Ranwez Vincent, Gascuel Olivier
Département Informatique Fondamentale et Applications, LIRMM, Montpellier Cedex 5, France.
Mol Biol Evol. 2002 Nov;19(11):1952-63. doi: 10.1093/oxfordjournals.molbev.a004019.
We introduce a new approach to estimate the evolutionary distance between two sequences. This approach uses a tree with three leaves: two of them correspond to the studied sequences, whereas the third is chosen to handle long-distance estimation. The branch lengths of this tree are obtained by likelihood maximization and are then used to deduce the desired distance. This approach, called TripleML, improves the precision of evolutionary distance estimates, and thus the topological accuracy of distance-based methods. TripleML can be used with neighbor-joining-like (NJ-like) methods not only to compute the initial distance matrix but also to estimate new distances encountered during the agglomeration process. Computer simulations indicate that using TripleML significantly improves the topological accuracy of NJ, BioNJ, and Weighbor, while conserving a reasonable computation time. With randomly generated 24-taxon trees and realistic parameter values, combining NJ with TripleML reduces the number of wrongly inferred branches by about 11% (against 2.6% and 5.5% for BioNJ and Weighbor, respectively). Moreover, this combination requires only about 1.5 min to infer a phylogeny of 96 sequences composed of 1,200 nucleotides, as compared with 6.5 h for FastDNAml on the same machine (PC 466 MHz).

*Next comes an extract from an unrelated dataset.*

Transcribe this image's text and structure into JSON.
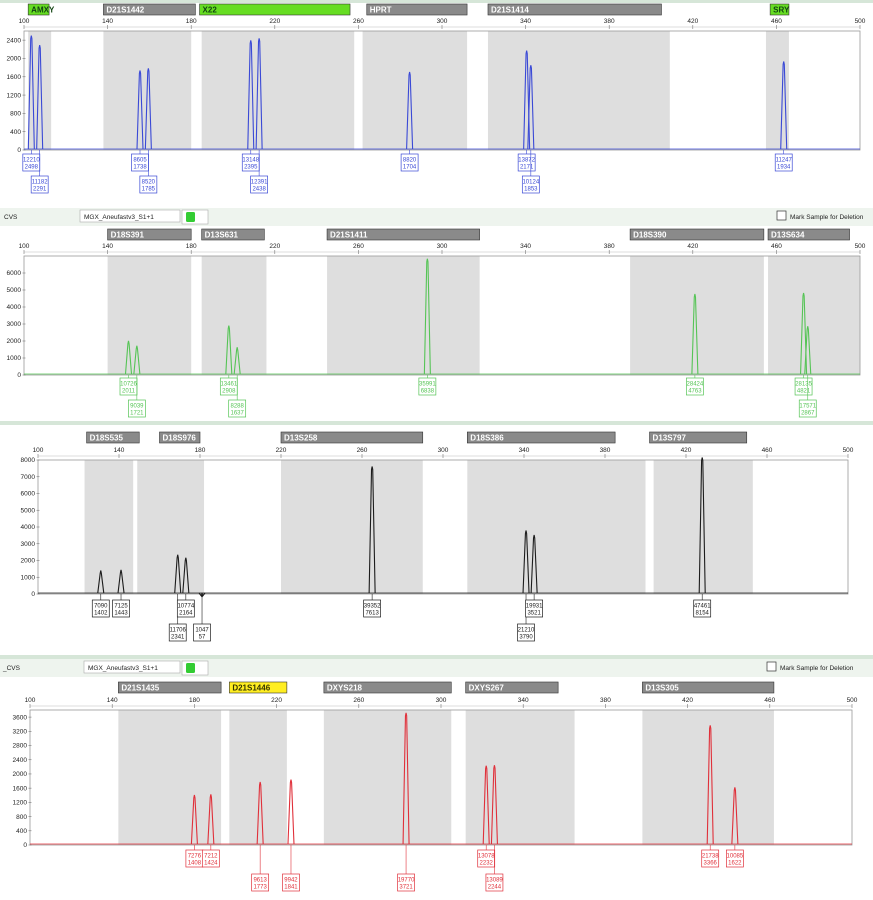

我们介绍了一种估计两个序列之间进化距离的新方法。这种方法使用一棵有三个叶节点的树:其中两个叶节点对应于所研究的序列,而第三个叶节点则用于处理远距离估计。这棵树的分支长度通过似然最大化获得,然后用于推导所需的距离。这种方法称为TripleML,提高了进化距离估计的精度,从而提高了基于距离方法的拓扑准确性。TripleML不仅可以与类邻接法(NJ-like)方法一起用于计算初始距离矩阵,还可以用于估计在聚类过程中遇到的新距离。计算机模拟表明,使用TripleML可以显著提高NJ、BioNJ和Weighbor的拓扑准确性,同时保持合理的计算时间。对于随机生成的24分类单元树和实际参数值,将NJ与TripleML相结合可将错误推断分支的数量减少约11%(BioNJ和Weighbor分别为2.6%和5.5%)。此外,与同一台机器(PC 466 MHz)上FastDNAml推断96个由1200个核苷酸组成的序列的系统发育需要6.5小时相比,这种组合仅需约1.5分钟。